| |
|
Yo aposté por ti cuando ya nadie lo hacia.
Yo te saqué de aquella parcela y te abrí la puerta de mi casa. Yo, al que
siempre habías despreciado o, peor aun, ignorado. Pero ahora es distinto,
ha pasado el tiempo y solo me tienes a mí.
Me alegro, y sabes que te perdono, que no soy rencoroso, que no me importa
tu pasado, con cuántos te hayas acostado, sino nuestro presente. Y no digo
futuro, por que sé, que no estarás mucho tiempo conmigo, lo sé, pero no me
importa, voy a aprovechar hasta el último segundo.
Quiero hacer mi sueño realidad. Déjame bañarte, perfumarte, disfrutar de
cada instante hasta que huyas de mí para nunca más volver a verte.
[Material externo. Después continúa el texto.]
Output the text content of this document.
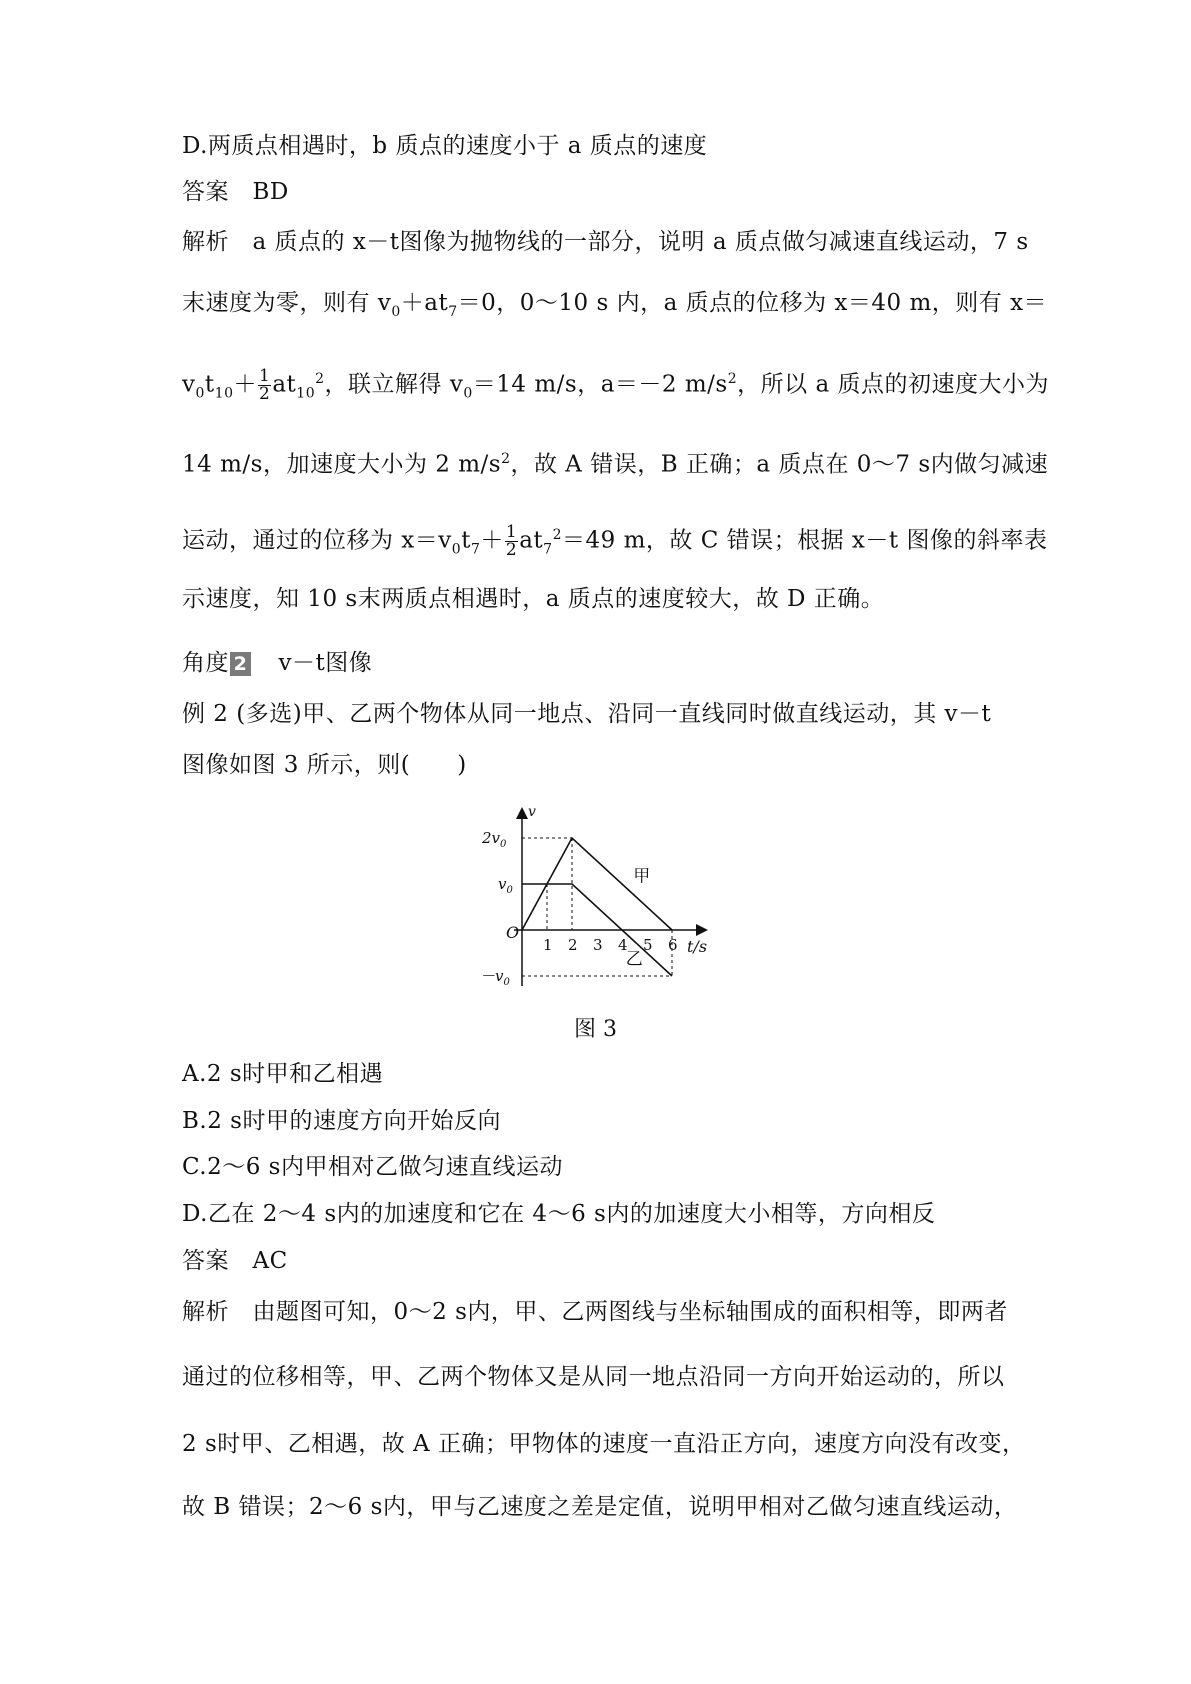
D.两质点相遇时，b 质点的速度小于 a 质点的速度
答案　BD
解析　a 质点的 x－t图像为抛物线的一部分，说明 a 质点做匀减速直线运动，7 s
末速度为零，则有 $v_0+at_7=0$，0～10 s 内，a 质点的位移为 x＝40 m，则有 x＝
$v_0t_{10}+ \frac{1}{2} at_{10}^2$，联立解得 $v_0=14$ m/s，a＝－2 $m/s^2$，所以 a 质点的初速度大小为
14 m/s，加速度大小为 2 $m/s^2$，故 A 错误，B 正确；a 质点在 0～7 s内做匀减速
运动，通过的位移为 $x=v_0t_7+ \frac{1}{2} at_7^2=49$ m，故 C 错误；根据 x－t 图像的斜率表
示速度，知 10 s末两质点相遇时，a 质点的速度较大，故 D 正确。
角度 2　 v－t图像
例 2 (多选)甲、乙两个物体从同一地点、沿同一直线同时做直线运动，其 v－t
图像如图 3 所示，则(　　)
v
t/s
O
$2v_0$
$v_0$
$-v_0$
1 2 3 4 5 6
甲
乙
图 3
A.2 s时甲和乙相遇
B.2 s时甲的速度方向开始反向
C.2～6 s内甲相对乙做匀速直线运动
D.乙在 2～4 s内的加速度和它在 4～6 s内的加速度大小相等，方向相反
答案　AC
解析　由题图可知，0～2 s内，甲、乙两图线与坐标轴围成的面积相等，即两者
通过的位移相等，甲、乙两个物体又是从同一地点沿同一方向开始运动的，所以
2 s时甲、乙相遇，故 A 正确；甲物体的速度一直沿正方向，速度方向没有改变，
故 B 错误；2～6 s内，甲与乙速度之差是定值，说明甲相对乙做匀速直线运动，
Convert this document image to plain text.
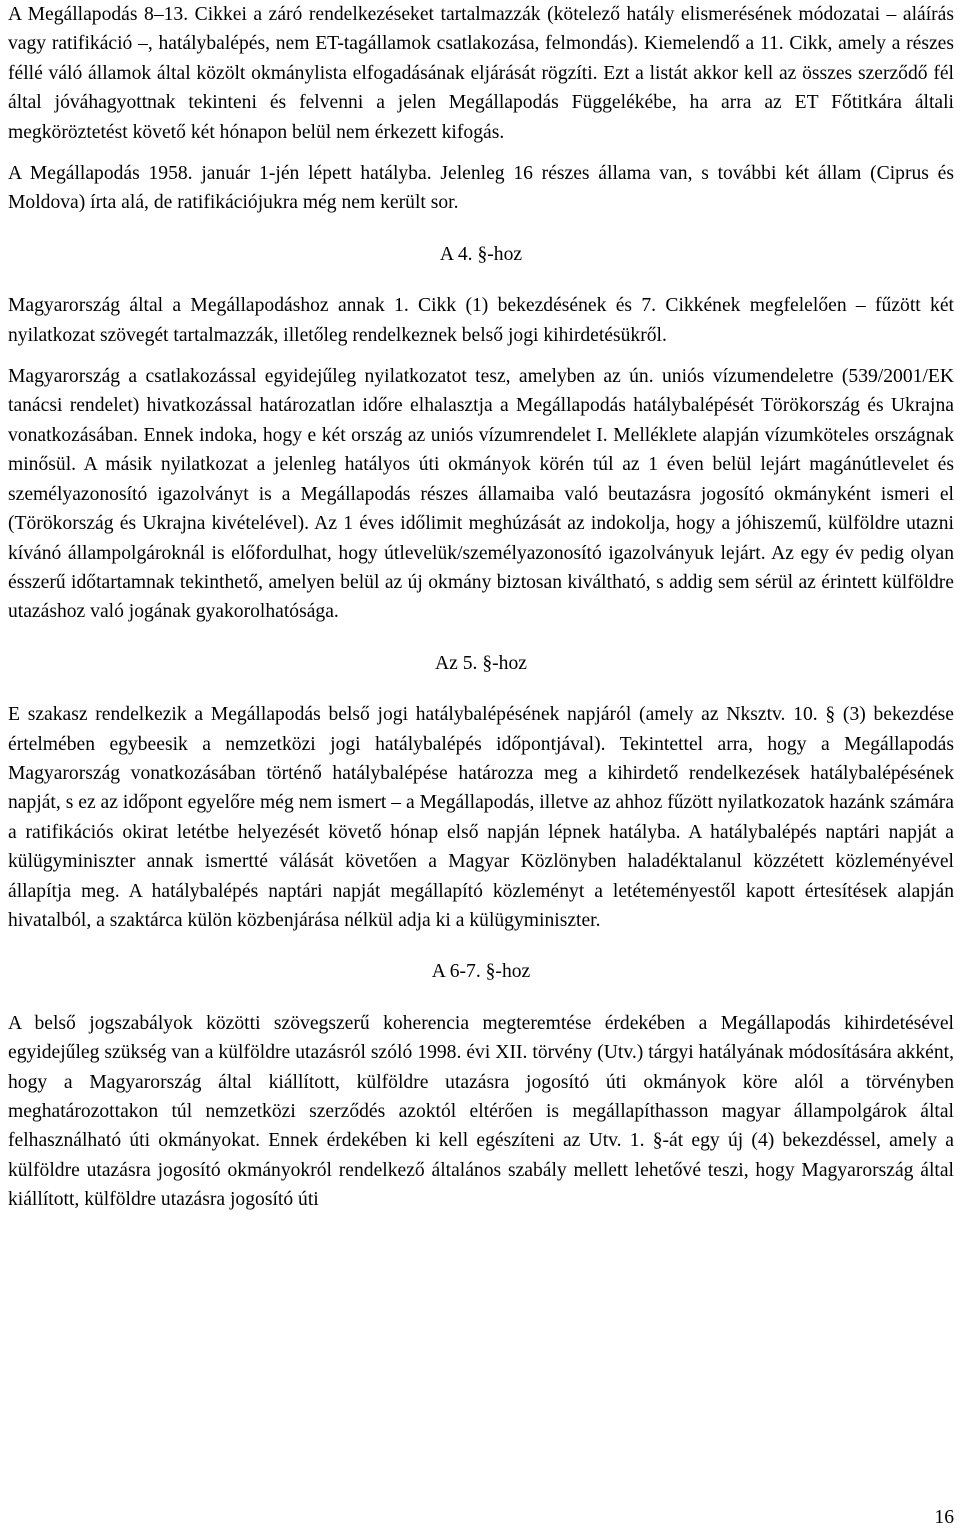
A Megállapodás 8–13. Cikkei a záró rendelkezéseket tartalmazzák (kötelező hatály elismerésének módozatai – aláírás vagy ratifikáció –, hatálybalépés, nem ET-tagállamok csatlakozása, felmondás). Kiemelendő a 11. Cikk, amely a részes féllé váló államok által közölt okmánylista elfogadásának eljárását rögzíti. Ezt a listát akkor kell az összes szerződő fél által jóváhagyottnak tekinteni és felvenni a jelen Megállapodás Függelékébe, ha arra az ET Főtitkára általi megköröztetést követő két hónapon belül nem érkezett kifogás.

A Megállapodás 1958. január 1-jén lépett hatályba. Jelenleg 16 részes állama van, s további két állam (Ciprus és Moldova) írta alá, de ratifikációjukra még nem került sor.

A 4. §-hoz

Magyarország által a Megállapodáshoz annak 1. Cikk (1) bekezdésének és 7. Cikkének megfelelően – fűzött két nyilatkozat szövegét tartalmazzák, illetőleg rendelkeznek belső jogi kihirdetésükről.

Magyarország a csatlakozással egyidejűleg nyilatkozatot tesz, amelyben az ún. uniós vízumendeletre (539/2001/EK tanácsi rendelet) hivatkozással határozatlan időre elhalasztja a Megállapodás hatálybalépését Törökország és Ukrajna vonatkozásában. Ennek indoka, hogy e két ország az uniós vízumrendelet I. Melléklete alapján vízumköteles országnak minősül. A másik nyilatkozat a jelenleg hatályos úti okmányok körén túl az 1 éven belül lejárt magánútlevelet és személyazonosító igazolványt is a Megállapodás részes államaiba való beutazásra jogosító okmányként ismeri el (Törökország és Ukrajna kivételével). Az 1 éves időlimit meghúzását az indokolja, hogy a jóhiszemű, külföldre utazni kívánó állampolgároknál is előfordulhat, hogy útlevelük/személyazonosító igazolványuk lejárt. Az egy év pedig olyan ésszerű időtartamnak tekinthető, amelyen belül az új okmány biztosan kiváltható, s addig sem sérül az érintett külföldre utazáshoz való jogának gyakorolhatósága.

Az 5. §-hoz

E szakasz rendelkezik a Megállapodás belső jogi hatálybalépésének napjáról (amely az Nksztv. 10. § (3) bekezdése értelmében egybeesik a nemzetközi jogi hatálybalépés időpontjával). Tekintettel arra, hogy a Megállapodás Magyarország vonatkozásában történő hatálybalépése határozza meg a kihirdető rendelkezések hatálybalépésének napját, s ez az időpont egyelőre még nem ismert – a Megállapodás, illetve az ahhoz fűzött nyilatkozatok hazánk számára a ratifikációs okirat letétbe helyezését követő hónap első napján lépnek hatályba. A hatálybalépés naptári napját a külügyminiszter annak ismertté válását követően a Magyar Közlönyben haladéktalanul közzétett közleményével állapítja meg. A hatálybalépés naptári napját megállapító közleményt a letéteményestől kapott értesítések alapján hivatalból, a szaktárca külön közbenjárása nélkül adja ki a külügyminiszter.

A 6-7. §-hoz

A belső jogszabályok közötti szövegszerű koherencia megteremtése érdekében a Megállapodás kihirdetésével egyidejűleg szükség van a külföldre utazásról szóló 1998. évi XII. törvény (Utv.) tárgyi hatályának módosítására akként, hogy a Magyarország által kiállított, külföldre utazásra jogosító úti okmányok köre alól a törvényben meghatározottakon túl nemzetközi szerződés azoktól eltérően is megállapíthasson magyar állampolgárok által felhasználható úti okmányokat. Ennek érdekében ki kell egészíteni az Utv. 1. §-át egy új (4) bekezdéssel, amely a külföldre utazásra jogosító okmányokról rendelkező általános szabály mellett lehetővé teszi, hogy Magyarország által kiállított, külföldre utazásra jogosító úti

16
Entrégate a mi, si, que entre lágrimas te tomo, dulcemente te penetro y
cada centímetro de tu piel exploro. Entrégate, que no son lágrimas de
tristeza sino de emoción intensa.
Siempre me gustó tu belleza, desde que te vi me cautivaste, por eso empecé
a escribirte. No entendías mis poemas, mis cartas..... no eran amenazas, te
advertía, no sabias que eras mía. Y cuando oí que te casabas… ya no pude
contenerme.
Esta tarde he llorado amargamente en tu sepelio, casi me arrepiento, casi
me vengo abajo cuando todos te lloraban maldiciendo al asesino. Pero ahora
que te tengo… me alegro por los dos.